Metal Organic Chemical Vapor Deposition Growth of
Tran, Binh Tinh
Chang, Edward Yi
|Abstract:||本論文的主要目標是發展寬能隙InxGa1-xN 與InxAl1-xN 於矽基板上以應用於太陽電池，研究中使用高含量In 以提升光伏元件的效能。三五族-氮化物半導體材料包含氮化銦，氮化鋁，氮化鎵與它們的合金等材料，由於其為直接帶隙材料並具備從紅外光到紫外光的寬廣光譜範圍，因此將其應用在光伏元件方面將有極高潛能。但是，由於InN 和GaN 之間晶格常數差異極大，意味這兩種材料之間的低溶解度進而導致固相混溶間隙，因此欲成長高結晶品質的InxGa1-xN 於矽基板上將具有高難度的挑戰。在本研究中，使用金屬有機化學汽相沉積（MOCVD）並設計緩衝層結構以達到控制缺陷和相位分離的目的。In 含量約40%的異質結構InxGa1-xN/GaN 已被成功長在Si(111)基底上並製作成高轉換效率的太陽能電池。
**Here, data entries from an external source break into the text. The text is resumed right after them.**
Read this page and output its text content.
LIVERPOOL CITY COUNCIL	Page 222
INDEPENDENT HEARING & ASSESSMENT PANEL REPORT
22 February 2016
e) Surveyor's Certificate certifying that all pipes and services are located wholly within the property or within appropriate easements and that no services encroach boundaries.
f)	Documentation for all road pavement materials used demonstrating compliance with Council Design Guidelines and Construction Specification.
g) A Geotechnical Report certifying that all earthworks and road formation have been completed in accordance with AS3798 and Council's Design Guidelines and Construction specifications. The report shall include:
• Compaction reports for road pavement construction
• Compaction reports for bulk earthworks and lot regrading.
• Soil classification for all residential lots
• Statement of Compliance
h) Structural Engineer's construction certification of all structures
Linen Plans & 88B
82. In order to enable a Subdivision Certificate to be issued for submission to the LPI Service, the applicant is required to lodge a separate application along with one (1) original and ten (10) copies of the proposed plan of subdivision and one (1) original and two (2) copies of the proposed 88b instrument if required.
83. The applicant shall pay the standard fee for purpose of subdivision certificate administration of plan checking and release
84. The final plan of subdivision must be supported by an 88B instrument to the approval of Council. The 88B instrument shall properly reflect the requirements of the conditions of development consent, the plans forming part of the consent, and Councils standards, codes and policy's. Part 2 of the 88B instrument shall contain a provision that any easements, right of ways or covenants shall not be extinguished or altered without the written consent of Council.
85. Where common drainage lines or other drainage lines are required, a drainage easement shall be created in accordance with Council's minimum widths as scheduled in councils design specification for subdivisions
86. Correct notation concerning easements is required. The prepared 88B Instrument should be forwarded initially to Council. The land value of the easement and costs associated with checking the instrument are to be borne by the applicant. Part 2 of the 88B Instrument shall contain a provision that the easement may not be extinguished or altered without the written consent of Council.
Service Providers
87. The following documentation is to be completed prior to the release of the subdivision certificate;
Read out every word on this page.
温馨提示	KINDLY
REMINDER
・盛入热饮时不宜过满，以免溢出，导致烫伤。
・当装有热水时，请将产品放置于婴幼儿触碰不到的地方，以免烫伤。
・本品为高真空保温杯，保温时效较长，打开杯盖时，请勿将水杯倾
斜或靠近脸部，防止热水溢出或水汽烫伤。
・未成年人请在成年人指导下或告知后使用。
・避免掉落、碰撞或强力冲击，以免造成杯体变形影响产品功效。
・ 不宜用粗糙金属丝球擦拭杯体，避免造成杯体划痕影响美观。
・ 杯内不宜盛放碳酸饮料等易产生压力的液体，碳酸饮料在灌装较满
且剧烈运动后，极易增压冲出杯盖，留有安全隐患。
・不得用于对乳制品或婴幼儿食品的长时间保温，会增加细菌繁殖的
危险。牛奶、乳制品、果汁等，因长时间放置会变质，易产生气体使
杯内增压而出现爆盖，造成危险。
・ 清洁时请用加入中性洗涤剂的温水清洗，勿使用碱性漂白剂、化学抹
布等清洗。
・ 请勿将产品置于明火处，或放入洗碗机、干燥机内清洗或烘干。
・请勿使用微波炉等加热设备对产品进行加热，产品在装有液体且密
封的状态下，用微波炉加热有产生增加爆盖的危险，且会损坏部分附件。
n-In0.4Ga0.6N/p-Si 異質接面太陽能電池被製作於矽基板上，上下電極則分別使用ITO (或Ti/Al/Ni/Au) 與Al 等材料。在本研究中也進行了比較ITO 為n 型接觸和使用Ti/Al/Ni/Au 為n 型接觸的太陽能電池原件。使用ITO 為N-電極之太陽能電池元件顯示出之開路電壓(VOC)為1.52 V、短路電流密度(JSC)為8.68 mA/cm2、填充因子為54%，太陽能電池之光電轉換效率與外部量子率 (EQE) 分別為7.12 和20.8%。其中，InGaN材料中In 含量與Voc 關係也被深入討論。本研究中亦使用有機金屬氣相化學沉積系統(MOCVD)成長不同In 成分(x = 10.2, 16.2 and 17.6%)之InxAl1-xN/GaN 於矽基板上。In0.176Al0.838N/GaN 結構之紫外線光電二極體元件顯示出極低leakage current (0.12 μA)，高光譜響應和良好的量子效率(94 mA/W 和44% 在 265 nm)。|
The main objective of the dissertation is to develop wide bandgap InxGa1-xN and InxAl1-xN on Si substrates for photovoltaic applications (solar cell and ultraviolet photodiode) with high In content that can be integral component of photovoltaic devices to achieve high efficiency. The III-Nitride semiconductor materials, which consist of InN, AlN, GaN, and their alloys, have a high potential in the development of high efficiency photovoltaic due to its wide direct bandgap cover a spectral range from the infrared to the ultraviolet, electronic and optical properties. However, the growth of high-crystalline-quality InxGa1-xN films in the full composition range is also highly challenging because the large lattice mismatch between InN and GaN causes a solid-phase miscibility gap due to the low solubility between these two materials. This is one of the major challenges for the growth of InxGa1-xN and InxAl1-xN on any substrates. In this present work, by improving the buffer layer, controlling defects and phase separation using Metal Organic Chemical Vapor Deposition (MOCVD). The heterostructure InxGa1-xN/GaN with about 40% In content and lattice-matched InxAl1-xN to GaN were successfully grown on a Si (111) substrates and fabricated into solar cell and ultraviolet photodiode devices with very high conversion efficiency. The research includes three approaches. The electro-optic characteristics of a n-In0.4Ga0.6N/p-Si hetero-structure solar cell on Si substrate with Al and ITO (or Ti/Al/Ni/Au) materials for p and n-type contacts were grown, fabricated and investigated. The solar cell devices with ITO as n-type contacts were also compared to the solar cell using Ti/Al/Ni/Au as n-type contact in this study. The device with ITO contact exhibited an open-circuit voltage (Voc) of 1.52 V and a short-circuit current density (Jsc) of 8.68 mA/cm2 with 54% fill factor. The conversion and external quantum efficiency (EQE) of the solar cell were 7.12 and 20.8%, respectively. Besides, a relationship between VOC and In content in the InxGa1-xN alloys for this type of solar cell was also derived. High quality InxAl1-xN/GaN hetero-structures were also grown on Si substrates with various indium compositions (x = 10.2, 16.2 and 17.6%). The ultraviolet photodiode fabricated based on In0.176Al0.838N/GaN structure shows excellent device characteristics with a low leakage current of 0.12 μA, and a high spectral response. It has good quantum efficiency of 94 mA/W and 44% at 265 nm.